# How much topsoil has to be under sod



## Oldhouseowner (Jul 24, 2007)

Hey everyone,

Just a quick one. How much topsoil do I need to have to put sod onto.

I have a bunch of concrete at different elevations in my Yard and I am hoping to break it up, add new topsoil and sod over some of it if possible. 

Just thinking of a way to avoid driving concrete to the landfill. My old Toyota Echo has done too much of that already.


Thanks

:thumbsup:


----------



## sportyjo (Apr 20, 2009)

*prep for sod*

The main thing with either sod or seeding is the soil prep. The worst thing for either is compacted soil which may be significant in the area under the concrete. If you have lots of clay or lots of sand you should add a good amount of quality topsoil and/or compost and till it in to loosen the soil 6-12". Sodding on compacted, poor soil is not going to be successful. Hope that helps.


----------



## Grampa Bud (Apr 6, 2009)

I wouldn't advise sodding OR seeding over concrete unless the concrete is 12 or more inches down.
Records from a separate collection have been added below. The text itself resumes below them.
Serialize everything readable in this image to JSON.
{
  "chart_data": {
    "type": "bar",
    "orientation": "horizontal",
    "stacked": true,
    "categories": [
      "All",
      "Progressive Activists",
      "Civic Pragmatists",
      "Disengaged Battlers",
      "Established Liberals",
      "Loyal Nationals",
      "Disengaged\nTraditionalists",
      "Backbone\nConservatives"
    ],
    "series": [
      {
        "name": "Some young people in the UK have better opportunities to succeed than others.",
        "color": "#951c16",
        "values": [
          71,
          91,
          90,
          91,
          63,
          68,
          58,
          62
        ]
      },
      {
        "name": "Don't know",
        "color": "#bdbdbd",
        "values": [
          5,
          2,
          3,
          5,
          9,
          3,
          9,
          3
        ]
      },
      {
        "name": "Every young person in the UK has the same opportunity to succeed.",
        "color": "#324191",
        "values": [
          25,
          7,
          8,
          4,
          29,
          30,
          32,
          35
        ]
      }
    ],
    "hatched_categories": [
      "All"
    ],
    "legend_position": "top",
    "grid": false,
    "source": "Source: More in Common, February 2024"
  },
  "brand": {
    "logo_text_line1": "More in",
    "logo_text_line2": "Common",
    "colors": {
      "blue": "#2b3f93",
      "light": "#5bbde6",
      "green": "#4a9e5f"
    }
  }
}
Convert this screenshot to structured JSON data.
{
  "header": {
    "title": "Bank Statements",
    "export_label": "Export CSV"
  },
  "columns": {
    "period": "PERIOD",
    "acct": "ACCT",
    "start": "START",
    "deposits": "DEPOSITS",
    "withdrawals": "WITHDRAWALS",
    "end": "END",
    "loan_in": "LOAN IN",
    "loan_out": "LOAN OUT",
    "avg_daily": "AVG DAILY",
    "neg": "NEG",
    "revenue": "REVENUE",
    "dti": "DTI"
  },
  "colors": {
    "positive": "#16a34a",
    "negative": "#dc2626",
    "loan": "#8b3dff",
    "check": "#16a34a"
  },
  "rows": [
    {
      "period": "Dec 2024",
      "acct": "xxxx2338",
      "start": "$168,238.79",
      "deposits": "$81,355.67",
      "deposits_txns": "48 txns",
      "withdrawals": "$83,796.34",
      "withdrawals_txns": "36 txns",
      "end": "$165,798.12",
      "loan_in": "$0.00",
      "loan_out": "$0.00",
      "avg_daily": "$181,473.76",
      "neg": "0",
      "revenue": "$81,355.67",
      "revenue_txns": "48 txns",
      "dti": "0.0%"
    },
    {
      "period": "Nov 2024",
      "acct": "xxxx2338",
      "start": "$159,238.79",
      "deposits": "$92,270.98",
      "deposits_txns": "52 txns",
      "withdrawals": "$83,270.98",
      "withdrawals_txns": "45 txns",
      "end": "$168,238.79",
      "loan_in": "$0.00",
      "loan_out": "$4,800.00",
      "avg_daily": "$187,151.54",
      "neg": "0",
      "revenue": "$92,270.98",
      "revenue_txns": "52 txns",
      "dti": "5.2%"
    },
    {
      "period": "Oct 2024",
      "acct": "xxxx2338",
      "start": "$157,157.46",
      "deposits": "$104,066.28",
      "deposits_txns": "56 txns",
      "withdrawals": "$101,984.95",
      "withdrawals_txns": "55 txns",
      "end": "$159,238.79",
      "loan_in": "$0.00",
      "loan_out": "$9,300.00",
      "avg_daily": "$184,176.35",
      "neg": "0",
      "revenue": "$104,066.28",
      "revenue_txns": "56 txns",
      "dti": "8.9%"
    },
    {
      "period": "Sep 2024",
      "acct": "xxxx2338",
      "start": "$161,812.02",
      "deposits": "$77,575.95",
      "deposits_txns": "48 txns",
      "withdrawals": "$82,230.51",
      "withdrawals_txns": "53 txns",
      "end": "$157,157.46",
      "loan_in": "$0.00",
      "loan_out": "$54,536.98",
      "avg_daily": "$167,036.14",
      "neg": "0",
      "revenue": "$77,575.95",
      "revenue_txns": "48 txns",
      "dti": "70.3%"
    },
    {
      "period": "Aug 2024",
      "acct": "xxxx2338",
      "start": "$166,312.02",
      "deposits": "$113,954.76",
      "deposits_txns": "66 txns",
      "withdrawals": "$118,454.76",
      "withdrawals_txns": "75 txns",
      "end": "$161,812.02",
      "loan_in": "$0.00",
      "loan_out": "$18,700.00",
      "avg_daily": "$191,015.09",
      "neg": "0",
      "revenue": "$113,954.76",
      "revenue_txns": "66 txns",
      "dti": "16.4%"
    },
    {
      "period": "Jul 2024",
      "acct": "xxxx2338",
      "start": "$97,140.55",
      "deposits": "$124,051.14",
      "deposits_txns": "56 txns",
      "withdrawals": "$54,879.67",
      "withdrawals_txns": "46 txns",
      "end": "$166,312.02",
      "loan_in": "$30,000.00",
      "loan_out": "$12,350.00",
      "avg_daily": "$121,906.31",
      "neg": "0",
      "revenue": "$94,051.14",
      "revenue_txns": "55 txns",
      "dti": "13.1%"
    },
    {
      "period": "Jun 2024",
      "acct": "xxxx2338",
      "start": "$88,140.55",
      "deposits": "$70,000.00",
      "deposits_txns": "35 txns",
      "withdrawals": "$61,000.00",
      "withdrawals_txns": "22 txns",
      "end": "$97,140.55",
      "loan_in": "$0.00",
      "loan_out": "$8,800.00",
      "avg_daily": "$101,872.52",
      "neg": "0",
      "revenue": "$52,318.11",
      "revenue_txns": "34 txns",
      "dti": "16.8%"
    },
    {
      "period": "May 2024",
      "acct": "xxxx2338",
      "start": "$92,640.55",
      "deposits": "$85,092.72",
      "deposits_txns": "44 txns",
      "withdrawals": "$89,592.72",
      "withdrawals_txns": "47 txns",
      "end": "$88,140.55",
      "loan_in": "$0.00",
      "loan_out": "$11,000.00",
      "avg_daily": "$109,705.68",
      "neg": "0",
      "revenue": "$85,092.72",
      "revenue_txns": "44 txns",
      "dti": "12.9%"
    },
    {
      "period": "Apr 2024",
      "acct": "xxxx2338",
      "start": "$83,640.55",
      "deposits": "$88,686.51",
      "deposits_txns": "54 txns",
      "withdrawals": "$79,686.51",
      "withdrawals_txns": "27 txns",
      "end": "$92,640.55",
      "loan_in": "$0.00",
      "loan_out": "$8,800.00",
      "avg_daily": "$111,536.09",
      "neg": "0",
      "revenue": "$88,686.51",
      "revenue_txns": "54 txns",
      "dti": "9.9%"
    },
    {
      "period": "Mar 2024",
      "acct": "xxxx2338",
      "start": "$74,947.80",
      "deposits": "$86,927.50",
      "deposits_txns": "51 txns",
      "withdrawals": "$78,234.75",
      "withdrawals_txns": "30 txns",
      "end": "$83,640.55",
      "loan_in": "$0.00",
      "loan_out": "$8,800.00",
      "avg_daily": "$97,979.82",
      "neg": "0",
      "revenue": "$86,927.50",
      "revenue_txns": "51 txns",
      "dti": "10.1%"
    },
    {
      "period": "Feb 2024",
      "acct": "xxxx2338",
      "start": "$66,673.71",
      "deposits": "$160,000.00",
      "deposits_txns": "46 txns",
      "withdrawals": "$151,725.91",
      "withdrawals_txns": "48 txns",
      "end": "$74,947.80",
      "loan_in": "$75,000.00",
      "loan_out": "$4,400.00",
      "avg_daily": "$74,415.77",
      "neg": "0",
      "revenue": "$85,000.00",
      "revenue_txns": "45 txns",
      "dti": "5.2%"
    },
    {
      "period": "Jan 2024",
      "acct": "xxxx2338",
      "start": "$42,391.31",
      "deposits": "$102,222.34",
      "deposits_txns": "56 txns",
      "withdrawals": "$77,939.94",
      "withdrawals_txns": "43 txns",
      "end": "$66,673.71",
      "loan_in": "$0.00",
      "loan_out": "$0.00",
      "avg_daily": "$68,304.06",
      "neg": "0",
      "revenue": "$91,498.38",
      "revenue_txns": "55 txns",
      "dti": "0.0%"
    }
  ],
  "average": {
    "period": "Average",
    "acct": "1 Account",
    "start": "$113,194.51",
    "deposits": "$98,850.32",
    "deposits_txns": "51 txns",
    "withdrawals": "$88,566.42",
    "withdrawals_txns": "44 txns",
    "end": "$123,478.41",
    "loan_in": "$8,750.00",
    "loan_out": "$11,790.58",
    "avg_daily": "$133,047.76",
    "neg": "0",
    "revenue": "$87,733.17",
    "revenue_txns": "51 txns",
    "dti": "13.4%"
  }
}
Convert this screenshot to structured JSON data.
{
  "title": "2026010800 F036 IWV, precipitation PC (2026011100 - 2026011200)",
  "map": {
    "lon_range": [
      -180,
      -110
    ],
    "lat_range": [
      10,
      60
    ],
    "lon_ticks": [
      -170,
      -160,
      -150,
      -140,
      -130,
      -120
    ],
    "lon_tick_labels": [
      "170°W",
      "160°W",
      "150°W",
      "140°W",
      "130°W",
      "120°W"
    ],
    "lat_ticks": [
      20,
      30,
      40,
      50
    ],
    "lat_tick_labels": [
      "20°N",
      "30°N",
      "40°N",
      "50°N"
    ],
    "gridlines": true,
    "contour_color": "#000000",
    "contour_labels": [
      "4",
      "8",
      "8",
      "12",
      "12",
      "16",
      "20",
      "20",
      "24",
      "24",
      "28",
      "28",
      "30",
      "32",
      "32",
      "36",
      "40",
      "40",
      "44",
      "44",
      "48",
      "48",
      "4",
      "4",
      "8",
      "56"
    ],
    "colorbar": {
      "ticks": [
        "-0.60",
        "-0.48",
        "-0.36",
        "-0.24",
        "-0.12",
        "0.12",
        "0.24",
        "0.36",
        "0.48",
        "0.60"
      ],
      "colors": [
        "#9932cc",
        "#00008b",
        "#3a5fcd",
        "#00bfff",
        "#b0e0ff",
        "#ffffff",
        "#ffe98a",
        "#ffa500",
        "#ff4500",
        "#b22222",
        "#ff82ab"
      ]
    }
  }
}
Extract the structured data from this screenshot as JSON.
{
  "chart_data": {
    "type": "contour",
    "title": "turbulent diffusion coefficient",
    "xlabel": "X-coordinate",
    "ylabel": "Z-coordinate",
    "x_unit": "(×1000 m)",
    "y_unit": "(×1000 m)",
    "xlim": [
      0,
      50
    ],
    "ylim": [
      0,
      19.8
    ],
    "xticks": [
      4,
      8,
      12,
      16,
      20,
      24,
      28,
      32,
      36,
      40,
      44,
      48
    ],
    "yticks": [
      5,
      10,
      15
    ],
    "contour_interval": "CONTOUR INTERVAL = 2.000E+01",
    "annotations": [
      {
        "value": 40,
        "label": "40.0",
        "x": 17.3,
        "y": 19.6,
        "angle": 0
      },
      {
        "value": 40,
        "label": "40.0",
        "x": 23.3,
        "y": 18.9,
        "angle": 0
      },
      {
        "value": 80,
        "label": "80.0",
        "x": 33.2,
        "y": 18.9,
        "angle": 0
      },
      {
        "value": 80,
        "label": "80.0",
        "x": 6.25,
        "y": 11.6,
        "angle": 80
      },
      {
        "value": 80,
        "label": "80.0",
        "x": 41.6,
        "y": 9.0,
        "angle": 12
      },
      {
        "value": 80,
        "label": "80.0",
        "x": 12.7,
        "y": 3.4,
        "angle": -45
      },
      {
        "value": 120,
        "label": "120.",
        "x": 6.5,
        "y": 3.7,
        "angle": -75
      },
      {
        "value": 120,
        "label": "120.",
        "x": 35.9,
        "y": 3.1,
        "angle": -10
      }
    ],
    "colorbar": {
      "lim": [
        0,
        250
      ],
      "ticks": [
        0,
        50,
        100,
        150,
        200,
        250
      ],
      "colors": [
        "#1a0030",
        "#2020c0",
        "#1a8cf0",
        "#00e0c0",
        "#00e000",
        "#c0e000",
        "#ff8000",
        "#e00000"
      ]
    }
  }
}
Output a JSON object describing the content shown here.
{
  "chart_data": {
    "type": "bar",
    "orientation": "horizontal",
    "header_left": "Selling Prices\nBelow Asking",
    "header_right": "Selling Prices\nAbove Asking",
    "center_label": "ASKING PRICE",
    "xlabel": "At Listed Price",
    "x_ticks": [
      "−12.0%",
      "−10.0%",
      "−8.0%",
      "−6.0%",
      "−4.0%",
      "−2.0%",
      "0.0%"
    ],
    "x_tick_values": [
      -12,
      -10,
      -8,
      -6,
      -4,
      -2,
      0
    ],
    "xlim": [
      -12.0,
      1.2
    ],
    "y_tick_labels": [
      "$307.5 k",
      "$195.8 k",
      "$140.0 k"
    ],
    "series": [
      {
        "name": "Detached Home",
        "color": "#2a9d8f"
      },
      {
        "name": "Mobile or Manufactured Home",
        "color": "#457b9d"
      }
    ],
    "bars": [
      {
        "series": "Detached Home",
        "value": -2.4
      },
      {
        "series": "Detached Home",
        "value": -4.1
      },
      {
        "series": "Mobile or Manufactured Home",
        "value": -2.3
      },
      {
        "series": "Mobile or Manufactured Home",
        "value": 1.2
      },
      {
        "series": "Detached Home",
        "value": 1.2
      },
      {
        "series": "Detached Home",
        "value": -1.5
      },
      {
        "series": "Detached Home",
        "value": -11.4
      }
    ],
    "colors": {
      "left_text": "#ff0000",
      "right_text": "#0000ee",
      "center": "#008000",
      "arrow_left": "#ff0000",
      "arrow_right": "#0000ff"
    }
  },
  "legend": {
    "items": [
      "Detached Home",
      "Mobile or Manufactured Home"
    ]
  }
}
Ole SOL that warms everything else on this rock will definitely warm soil 1-2" thick over concrete one heck of a lot faster than over 12" of any kind of soil only. It will literally cook the bejesus out of sod and dehydrate plain old seed to just dust in a day or two. I speak from experience. I took out an old crumbling brick BBQ/fireplace for my father and was pooped at the end of the day. I saw that Dad had originally poured a 6" concrete base for this monster and I had no desire to try to break it up and haul it away. I dumped about 4" of new black pulverized top soil on top of it planted much seed and starter fertilizer and watered like Hell for a week. All I got was a nice black cooked dry square of 4" deep black topsoil. I put down less than day old thick fresh sod, fertilized it and watered like Hell for a week. It looked good and showed signs of taking hold. It was alright that season, but the next spring when everything else greened up I had this nice square brown patch of dead year old sod. After finally digging up and breaking up the concrete and hauling it away I put in more dirt (plain old field soil) planted seed with fertilizer and he had green grass forever.


----------



## Bondo (Dec 8, 2007)

Ayuh,... I agree,... You'll need to bury it a foot or more...


----------